Pourquoi la collaboration entre la recherche et le secteur privé est-elle si importante?

Les entreprises effectuent un travail de transmission essentiel: c'est grâce à elles que les nouvelles connaissances et les développements qui voient le jour dans les universités et les hautes écoles peuvent être utilisés. Les entreprises font évoluer les solutions beaucoup plus rapidement et mieux que les gouvernements, car elles sont plus perméables et plus agiles. La condition préalable est bien sûr que les établissements d'enseignement partagent les résultats de leurs recherches avec les entreprises.

 

«Les entreprises font évoluer les solutions beaucoup plus rapidement et mieux que les gouvernements.»

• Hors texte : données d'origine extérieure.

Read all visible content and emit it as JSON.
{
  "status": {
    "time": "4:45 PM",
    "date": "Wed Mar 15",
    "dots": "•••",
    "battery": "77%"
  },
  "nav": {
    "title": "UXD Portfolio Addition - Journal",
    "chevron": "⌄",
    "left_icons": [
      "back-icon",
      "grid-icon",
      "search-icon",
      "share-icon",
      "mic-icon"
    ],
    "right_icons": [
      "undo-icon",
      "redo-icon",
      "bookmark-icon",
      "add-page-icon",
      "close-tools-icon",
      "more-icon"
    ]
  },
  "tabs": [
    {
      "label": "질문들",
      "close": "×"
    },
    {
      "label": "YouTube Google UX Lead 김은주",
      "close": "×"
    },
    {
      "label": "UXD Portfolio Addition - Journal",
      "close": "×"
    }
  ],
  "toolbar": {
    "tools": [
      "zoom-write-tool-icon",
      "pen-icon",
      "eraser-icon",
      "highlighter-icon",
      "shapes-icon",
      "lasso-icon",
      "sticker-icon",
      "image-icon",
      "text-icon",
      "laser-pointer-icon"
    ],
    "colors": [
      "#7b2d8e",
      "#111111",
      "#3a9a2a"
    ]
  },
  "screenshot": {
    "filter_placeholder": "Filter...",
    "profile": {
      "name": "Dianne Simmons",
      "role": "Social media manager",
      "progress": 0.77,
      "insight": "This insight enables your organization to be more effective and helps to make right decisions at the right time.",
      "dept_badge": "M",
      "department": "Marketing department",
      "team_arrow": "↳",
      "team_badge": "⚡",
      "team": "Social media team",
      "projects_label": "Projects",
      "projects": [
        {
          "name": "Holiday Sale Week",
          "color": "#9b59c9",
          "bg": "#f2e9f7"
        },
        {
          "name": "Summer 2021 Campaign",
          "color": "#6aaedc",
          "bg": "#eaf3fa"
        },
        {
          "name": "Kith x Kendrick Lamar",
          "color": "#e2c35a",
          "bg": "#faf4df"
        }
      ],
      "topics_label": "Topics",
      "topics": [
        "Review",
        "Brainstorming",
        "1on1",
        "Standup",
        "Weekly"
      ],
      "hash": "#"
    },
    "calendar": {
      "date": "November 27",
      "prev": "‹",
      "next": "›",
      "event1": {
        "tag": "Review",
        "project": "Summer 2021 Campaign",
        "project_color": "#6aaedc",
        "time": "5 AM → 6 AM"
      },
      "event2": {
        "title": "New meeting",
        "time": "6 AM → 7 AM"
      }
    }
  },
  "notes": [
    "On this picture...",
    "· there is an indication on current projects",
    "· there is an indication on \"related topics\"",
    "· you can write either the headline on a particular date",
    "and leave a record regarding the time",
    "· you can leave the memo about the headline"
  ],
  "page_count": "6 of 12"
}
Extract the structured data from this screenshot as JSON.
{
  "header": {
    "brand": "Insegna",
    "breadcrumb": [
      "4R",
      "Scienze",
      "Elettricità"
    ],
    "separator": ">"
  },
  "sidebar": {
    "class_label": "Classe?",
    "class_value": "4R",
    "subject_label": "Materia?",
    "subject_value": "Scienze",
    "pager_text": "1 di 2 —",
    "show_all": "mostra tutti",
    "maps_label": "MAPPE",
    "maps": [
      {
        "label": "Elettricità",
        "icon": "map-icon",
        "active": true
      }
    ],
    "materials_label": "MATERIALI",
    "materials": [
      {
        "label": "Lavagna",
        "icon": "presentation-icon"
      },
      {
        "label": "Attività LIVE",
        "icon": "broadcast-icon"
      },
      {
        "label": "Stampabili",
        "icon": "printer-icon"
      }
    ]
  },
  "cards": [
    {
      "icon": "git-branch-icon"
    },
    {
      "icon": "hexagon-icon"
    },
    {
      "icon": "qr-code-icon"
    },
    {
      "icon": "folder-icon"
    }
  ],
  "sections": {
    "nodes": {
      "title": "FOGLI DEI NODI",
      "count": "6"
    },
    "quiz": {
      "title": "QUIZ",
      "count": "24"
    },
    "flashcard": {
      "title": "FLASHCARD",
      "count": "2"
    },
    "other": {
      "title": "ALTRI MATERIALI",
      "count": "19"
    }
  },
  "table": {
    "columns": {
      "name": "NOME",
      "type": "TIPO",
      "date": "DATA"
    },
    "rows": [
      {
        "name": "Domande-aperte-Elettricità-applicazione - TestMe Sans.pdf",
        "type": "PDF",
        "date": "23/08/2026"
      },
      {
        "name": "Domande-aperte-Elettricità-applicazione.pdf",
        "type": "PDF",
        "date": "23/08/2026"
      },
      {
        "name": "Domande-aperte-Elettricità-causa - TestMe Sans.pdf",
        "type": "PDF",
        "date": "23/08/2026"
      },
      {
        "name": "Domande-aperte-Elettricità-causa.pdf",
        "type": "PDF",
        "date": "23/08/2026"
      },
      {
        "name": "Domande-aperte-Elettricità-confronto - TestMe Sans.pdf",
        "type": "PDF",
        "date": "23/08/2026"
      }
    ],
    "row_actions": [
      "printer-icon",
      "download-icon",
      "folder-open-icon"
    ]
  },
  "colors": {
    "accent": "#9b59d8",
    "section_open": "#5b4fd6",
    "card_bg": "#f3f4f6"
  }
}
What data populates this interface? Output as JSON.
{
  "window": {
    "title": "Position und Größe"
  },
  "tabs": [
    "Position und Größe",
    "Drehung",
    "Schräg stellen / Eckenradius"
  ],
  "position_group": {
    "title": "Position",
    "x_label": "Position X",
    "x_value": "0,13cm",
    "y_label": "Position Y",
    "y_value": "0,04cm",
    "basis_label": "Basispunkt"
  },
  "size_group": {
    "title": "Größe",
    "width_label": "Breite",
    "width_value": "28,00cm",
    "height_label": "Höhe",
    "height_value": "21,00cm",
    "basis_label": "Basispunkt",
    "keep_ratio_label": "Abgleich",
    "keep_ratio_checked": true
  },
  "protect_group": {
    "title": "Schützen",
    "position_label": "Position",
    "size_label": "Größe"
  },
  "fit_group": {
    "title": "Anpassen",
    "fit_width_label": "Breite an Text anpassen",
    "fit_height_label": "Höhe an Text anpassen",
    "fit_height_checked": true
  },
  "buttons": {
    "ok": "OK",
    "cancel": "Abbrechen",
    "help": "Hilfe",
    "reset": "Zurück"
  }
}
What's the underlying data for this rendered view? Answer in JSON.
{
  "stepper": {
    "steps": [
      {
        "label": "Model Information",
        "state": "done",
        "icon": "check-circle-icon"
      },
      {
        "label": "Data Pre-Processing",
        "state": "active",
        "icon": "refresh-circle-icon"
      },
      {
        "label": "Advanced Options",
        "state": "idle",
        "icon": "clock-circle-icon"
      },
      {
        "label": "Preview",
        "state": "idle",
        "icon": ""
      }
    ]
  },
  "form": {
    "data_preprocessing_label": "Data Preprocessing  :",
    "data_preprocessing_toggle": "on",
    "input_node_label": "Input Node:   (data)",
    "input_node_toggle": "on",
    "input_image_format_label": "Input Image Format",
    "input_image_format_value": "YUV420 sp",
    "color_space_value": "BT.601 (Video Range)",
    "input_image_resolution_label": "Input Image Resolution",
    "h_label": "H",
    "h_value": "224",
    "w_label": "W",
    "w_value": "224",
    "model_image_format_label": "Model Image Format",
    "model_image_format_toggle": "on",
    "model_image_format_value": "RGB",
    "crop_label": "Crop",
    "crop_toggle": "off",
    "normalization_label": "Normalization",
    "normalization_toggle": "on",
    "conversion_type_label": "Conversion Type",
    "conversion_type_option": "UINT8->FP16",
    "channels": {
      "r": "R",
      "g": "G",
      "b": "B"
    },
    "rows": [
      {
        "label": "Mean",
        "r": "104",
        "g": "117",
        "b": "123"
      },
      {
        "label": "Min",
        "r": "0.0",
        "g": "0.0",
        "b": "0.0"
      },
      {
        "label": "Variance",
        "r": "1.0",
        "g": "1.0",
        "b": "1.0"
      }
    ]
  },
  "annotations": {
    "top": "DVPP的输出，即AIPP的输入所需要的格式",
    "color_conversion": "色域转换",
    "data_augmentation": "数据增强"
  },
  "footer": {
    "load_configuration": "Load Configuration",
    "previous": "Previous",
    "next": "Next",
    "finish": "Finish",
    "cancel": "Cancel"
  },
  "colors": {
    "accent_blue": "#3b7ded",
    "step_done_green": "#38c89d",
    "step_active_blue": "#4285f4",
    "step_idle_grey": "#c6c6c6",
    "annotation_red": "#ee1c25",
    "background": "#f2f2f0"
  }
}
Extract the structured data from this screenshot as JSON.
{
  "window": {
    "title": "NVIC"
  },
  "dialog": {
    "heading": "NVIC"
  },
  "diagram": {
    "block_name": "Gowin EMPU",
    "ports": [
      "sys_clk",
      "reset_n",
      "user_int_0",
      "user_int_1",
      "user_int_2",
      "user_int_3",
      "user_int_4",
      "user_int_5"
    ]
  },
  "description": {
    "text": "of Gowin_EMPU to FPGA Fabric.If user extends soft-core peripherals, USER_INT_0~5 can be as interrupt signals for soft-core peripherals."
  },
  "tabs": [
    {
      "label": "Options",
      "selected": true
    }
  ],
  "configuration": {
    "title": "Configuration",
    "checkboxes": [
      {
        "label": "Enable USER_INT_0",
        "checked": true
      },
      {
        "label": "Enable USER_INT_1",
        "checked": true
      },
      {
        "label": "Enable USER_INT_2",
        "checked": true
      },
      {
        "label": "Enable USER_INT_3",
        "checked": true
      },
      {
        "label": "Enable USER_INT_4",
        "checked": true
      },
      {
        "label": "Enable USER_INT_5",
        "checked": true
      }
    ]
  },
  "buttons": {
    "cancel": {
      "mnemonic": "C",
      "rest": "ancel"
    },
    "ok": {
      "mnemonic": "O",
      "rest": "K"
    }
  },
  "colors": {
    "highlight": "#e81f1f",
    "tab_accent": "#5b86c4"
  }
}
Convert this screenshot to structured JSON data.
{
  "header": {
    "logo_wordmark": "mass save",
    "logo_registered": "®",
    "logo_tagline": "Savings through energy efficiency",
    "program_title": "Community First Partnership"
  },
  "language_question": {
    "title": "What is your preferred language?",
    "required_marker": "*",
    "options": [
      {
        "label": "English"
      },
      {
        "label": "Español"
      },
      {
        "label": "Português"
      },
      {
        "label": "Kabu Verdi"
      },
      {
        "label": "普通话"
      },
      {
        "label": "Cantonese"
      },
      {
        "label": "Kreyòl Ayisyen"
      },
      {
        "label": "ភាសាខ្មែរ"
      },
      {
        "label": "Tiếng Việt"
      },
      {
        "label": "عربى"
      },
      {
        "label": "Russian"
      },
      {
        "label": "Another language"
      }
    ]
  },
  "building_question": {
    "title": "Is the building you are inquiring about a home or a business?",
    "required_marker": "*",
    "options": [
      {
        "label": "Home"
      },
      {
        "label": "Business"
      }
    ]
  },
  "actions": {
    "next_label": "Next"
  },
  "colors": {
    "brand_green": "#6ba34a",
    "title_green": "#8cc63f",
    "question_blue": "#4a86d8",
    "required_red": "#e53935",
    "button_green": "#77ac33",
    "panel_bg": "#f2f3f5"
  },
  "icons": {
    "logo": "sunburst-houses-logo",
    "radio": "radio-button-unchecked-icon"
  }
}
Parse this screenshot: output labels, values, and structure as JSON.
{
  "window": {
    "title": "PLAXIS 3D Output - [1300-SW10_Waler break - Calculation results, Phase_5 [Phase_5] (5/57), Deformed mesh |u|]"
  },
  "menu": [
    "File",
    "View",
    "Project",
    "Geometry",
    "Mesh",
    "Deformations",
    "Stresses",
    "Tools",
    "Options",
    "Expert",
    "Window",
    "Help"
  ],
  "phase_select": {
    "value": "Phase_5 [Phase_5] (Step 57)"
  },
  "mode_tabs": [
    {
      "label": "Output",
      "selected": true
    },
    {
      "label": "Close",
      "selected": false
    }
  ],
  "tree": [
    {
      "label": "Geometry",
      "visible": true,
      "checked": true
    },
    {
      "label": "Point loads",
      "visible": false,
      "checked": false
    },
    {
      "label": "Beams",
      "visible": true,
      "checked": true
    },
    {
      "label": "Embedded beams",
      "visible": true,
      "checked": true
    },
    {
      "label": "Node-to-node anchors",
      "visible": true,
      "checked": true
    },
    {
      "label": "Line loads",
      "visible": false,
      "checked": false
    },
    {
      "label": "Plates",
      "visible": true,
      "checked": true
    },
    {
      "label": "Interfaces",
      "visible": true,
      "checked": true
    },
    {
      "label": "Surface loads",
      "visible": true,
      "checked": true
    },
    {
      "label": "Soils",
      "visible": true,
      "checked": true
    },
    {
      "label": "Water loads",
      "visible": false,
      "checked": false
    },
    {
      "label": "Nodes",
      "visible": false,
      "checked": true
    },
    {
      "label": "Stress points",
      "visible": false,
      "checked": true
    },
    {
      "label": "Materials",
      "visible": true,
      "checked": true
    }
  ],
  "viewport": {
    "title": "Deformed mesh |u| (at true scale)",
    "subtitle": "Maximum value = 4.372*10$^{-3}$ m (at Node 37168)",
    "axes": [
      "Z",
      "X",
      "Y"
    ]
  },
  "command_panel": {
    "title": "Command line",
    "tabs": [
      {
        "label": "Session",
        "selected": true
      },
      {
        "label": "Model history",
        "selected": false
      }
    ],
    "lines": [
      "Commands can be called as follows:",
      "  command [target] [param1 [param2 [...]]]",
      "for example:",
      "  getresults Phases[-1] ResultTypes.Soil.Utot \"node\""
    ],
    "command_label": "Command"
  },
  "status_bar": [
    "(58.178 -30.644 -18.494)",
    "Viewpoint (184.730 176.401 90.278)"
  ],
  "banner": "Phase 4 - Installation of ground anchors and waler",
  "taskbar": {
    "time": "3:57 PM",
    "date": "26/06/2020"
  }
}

Thomas Zurbuchen, ex-directeur scientifique de la NASA (2016-2022), aujourd'hui professeur à l'EPF de Zurich

 

 

Que faut-il de plus pour que des innovations voient le jour dans l'astronautique? Ou, en d'autres termes: quel est le cadre idéal pour le New Space?

La Silicon Valley est un bon exemple: la densité de population y est élevée. Les gens appartenant à des entreprises les plus diverses, mais aussi issus du tissu universitaire se rencontrent inévitablement et peuvent ainsi apprendre les uns des autres. La Suisse a aussi besoin d'un tel écosystème, de préférence avec des bureaux gratuits et des avantages fiscaux. Il existe déjà de bons exemples dans ce domaine, comme le site Trust Valley pour la cybersécurité sur les bords du lac Léman. Mais pour promouvoir le New Space, il faut encore autre chose: des conditions de visa simplifiées pour les personnes étrangères qui ont obtenu un doctorat ici. Un coup d'œil aux Etats-Unis montre que deux tiers des entreprises multimilliardaires créées au cours des dix dernières années l'ont été par des étrangers. Elon Musk est originaire d'Afrique du Sud.

 

Portrait Thomas Zurbuchen
Thomas Zurbuchen

En route pour l'orbite: Thomas Zurbuchen, né en 1968, a grandi au bord du lac de Thoune et a étudié la physique et les mathématiques à Berne. A la fin des années 1990, il a fait un stage d'astrophysique expérimentale, puis a rejoint l'université du Michigan en tant que chercheur. En 2016, il est devenu directeur de recherche à l'agence spatiale NASA. En 2023, il est rentré en Suisse et a pris la direction du Space Center de l'EPF de Zurich. Sa mission actuelle: encourager la collaboration entre le monde académique, l'industrie et les start-up.